Association of metabolic syndrome and 25-hydroxyvitamin D with cognitive impairment among elderly Koreans.
Lee, Eun Young; Lee, Su Jin; Kim, Kyoung Min; Yun, Young Mi; Song, Bo Mi; Kim, Jong Eun; Kim, Hyeon Chang; Rhee, Yumie; Youm, Yoosik; Kim, Chang Oh
Geriatrics & Gerontology International.
Epidemiology, Clinical Practice and Health: AN: 00134452-900000000-99590., online before print, 26 July 2016
Aim: Metabolic syndrome and vitamin D deficiency are prevalent in older adults, and are considered risk factors for cognitive impairment. We investigated the combined effects of MetS and serum 25-hydroxyvitamin D (25OHD) levels on cognitive function in older adults.
Methods: We studied 2940 participants aged >=65 years from the Korean Urban Rural Elderly cohort study. Metabolic syndrome was defined according to the updated Adult Treatment Panel III criteria. Serum 25(OH)D levels were categorized into four groups: <25, 25-49, 50-74 and >=75 nmol/L. Cognitive function was assessed using the Mini-Mental State Examination.
Results: Participants with cognitive impairment had higher metabolic syndrome prevalence and lower serum 25(OH)D levels than those without cognitive impairment.
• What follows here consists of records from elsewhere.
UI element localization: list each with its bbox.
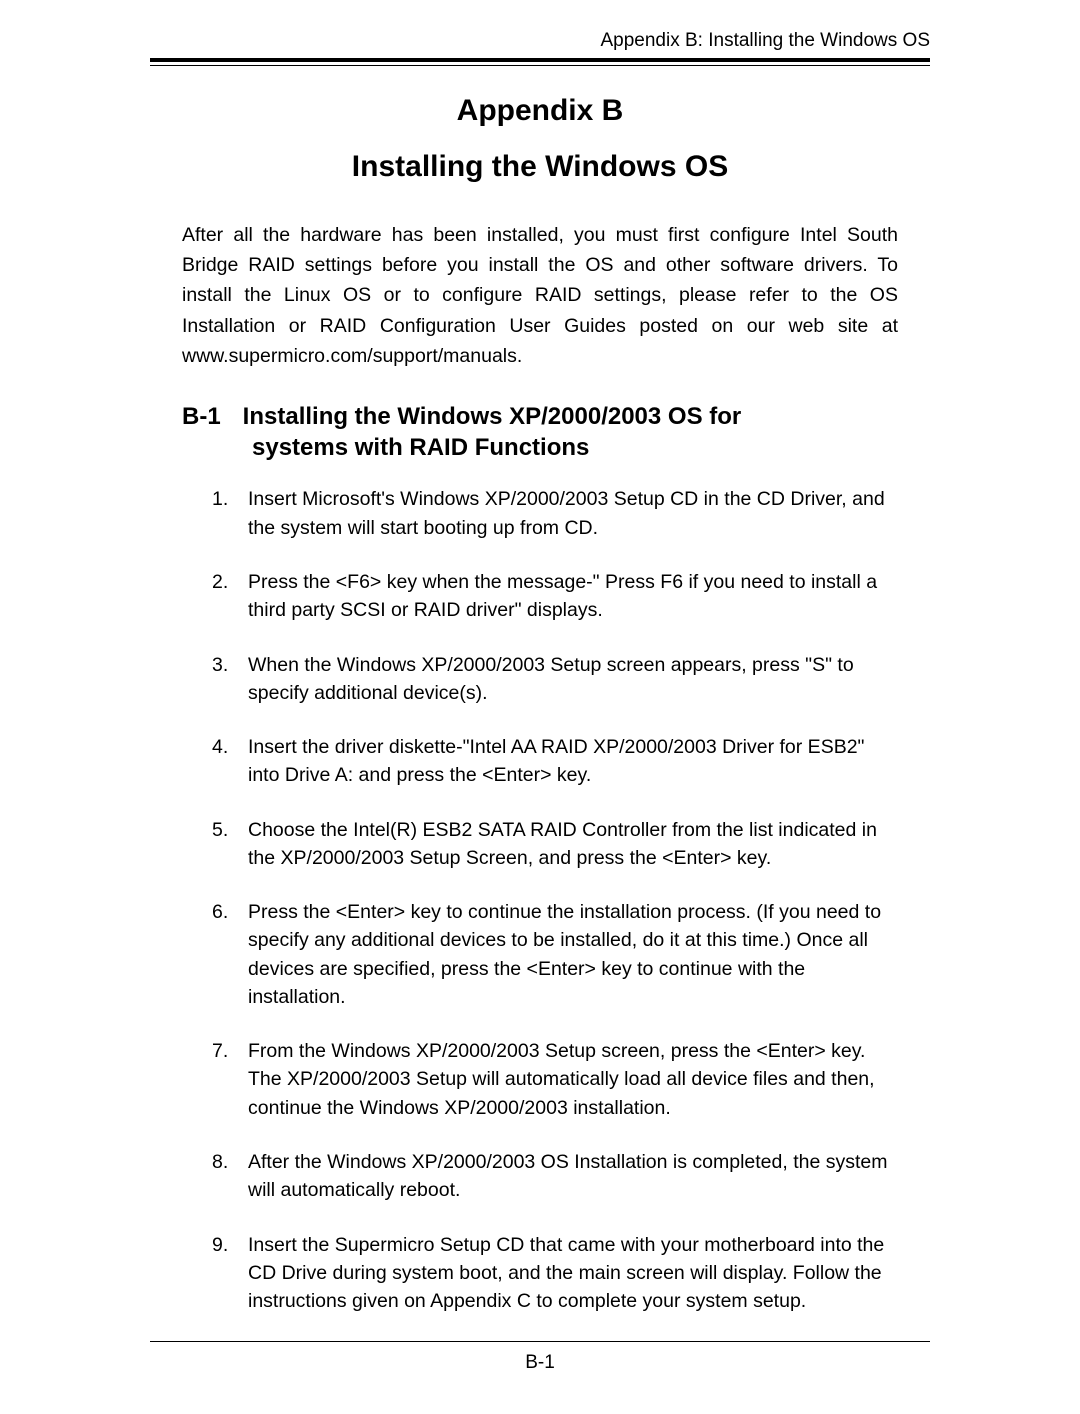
step-item: Insert the driver diskette-"Intel AA RAI… <box>212 733 898 790</box>
section-title-line1: Installing the Windows XP/2000/2003 OS f… <box>243 403 742 430</box>
step-item: When the Windows XP/2000/2003 Setup scre… <box>212 651 898 708</box>
document-page: Appendix B: Installing the Windows OS Ap… <box>0 0 1080 1414</box>
step-item: Press the <F6> key when the message-" Pr… <box>212 568 898 625</box>
page-title: Installing the Windows OS <box>150 150 930 184</box>
step-item: From the Windows XP/2000/2003 Setup scre… <box>212 1037 898 1122</box>
step-item: Press the <Enter> key to continue the in… <box>212 898 898 1011</box>
section-number: B-1 <box>182 401 221 432</box>
steps-list: Insert Microsoft's Windows XP/2000/2003 … <box>150 485 930 1315</box>
page-number: B-1 <box>150 1352 930 1374</box>
step-item: After the Windows XP/2000/2003 OS Instal… <box>212 1148 898 1205</box>
intro-paragraph: After all the hardware has been installe… <box>182 220 898 371</box>
section-heading: B-1 Installing the Windows XP/2000/2003 O… <box>182 401 898 463</box>
footer-rule <box>150 1341 930 1342</box>
step-item: Insert the Supermicro Setup CD that came… <box>212 1231 898 1316</box>
running-header: Appendix B: Installing the Windows OS <box>150 30 930 52</box>
step-item: Choose the Intel(R) ESB2 SATA RAID Contr… <box>212 816 898 873</box>
header-rule <box>150 58 930 66</box>
section-title-line2: systems with RAID Functions <box>252 432 898 463</box>
appendix-label: Appendix B <box>150 94 930 128</box>
step-item: Insert Microsoft's Windows XP/2000/2003 … <box>212 485 898 542</box>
In univariate analysis, both metabolic syndrome and low 25(OH)D levels were associated with cognitive impairment. These associations remained unchanged after adjusting for potential confounders including age, sex, season and education. In addition, participants with metabolic syndrome and low 25(OH)D had significantly increased odds for cognitive impairment (odds ratio 3.06, 95% CI 1.61-5.80) when compared with those with no metabolic syndrome and high 25(OH)D.
Conclusions: Metabolic syndrome was associated with cognitive impairment, and this risk was synergistically increased when metabolic syndrome was combined with low 25(OH)D. A focus on individuals with metabolic syndrome and low 25(OH)D might be helpful to identify older adults who are at risk of cognitive impairment.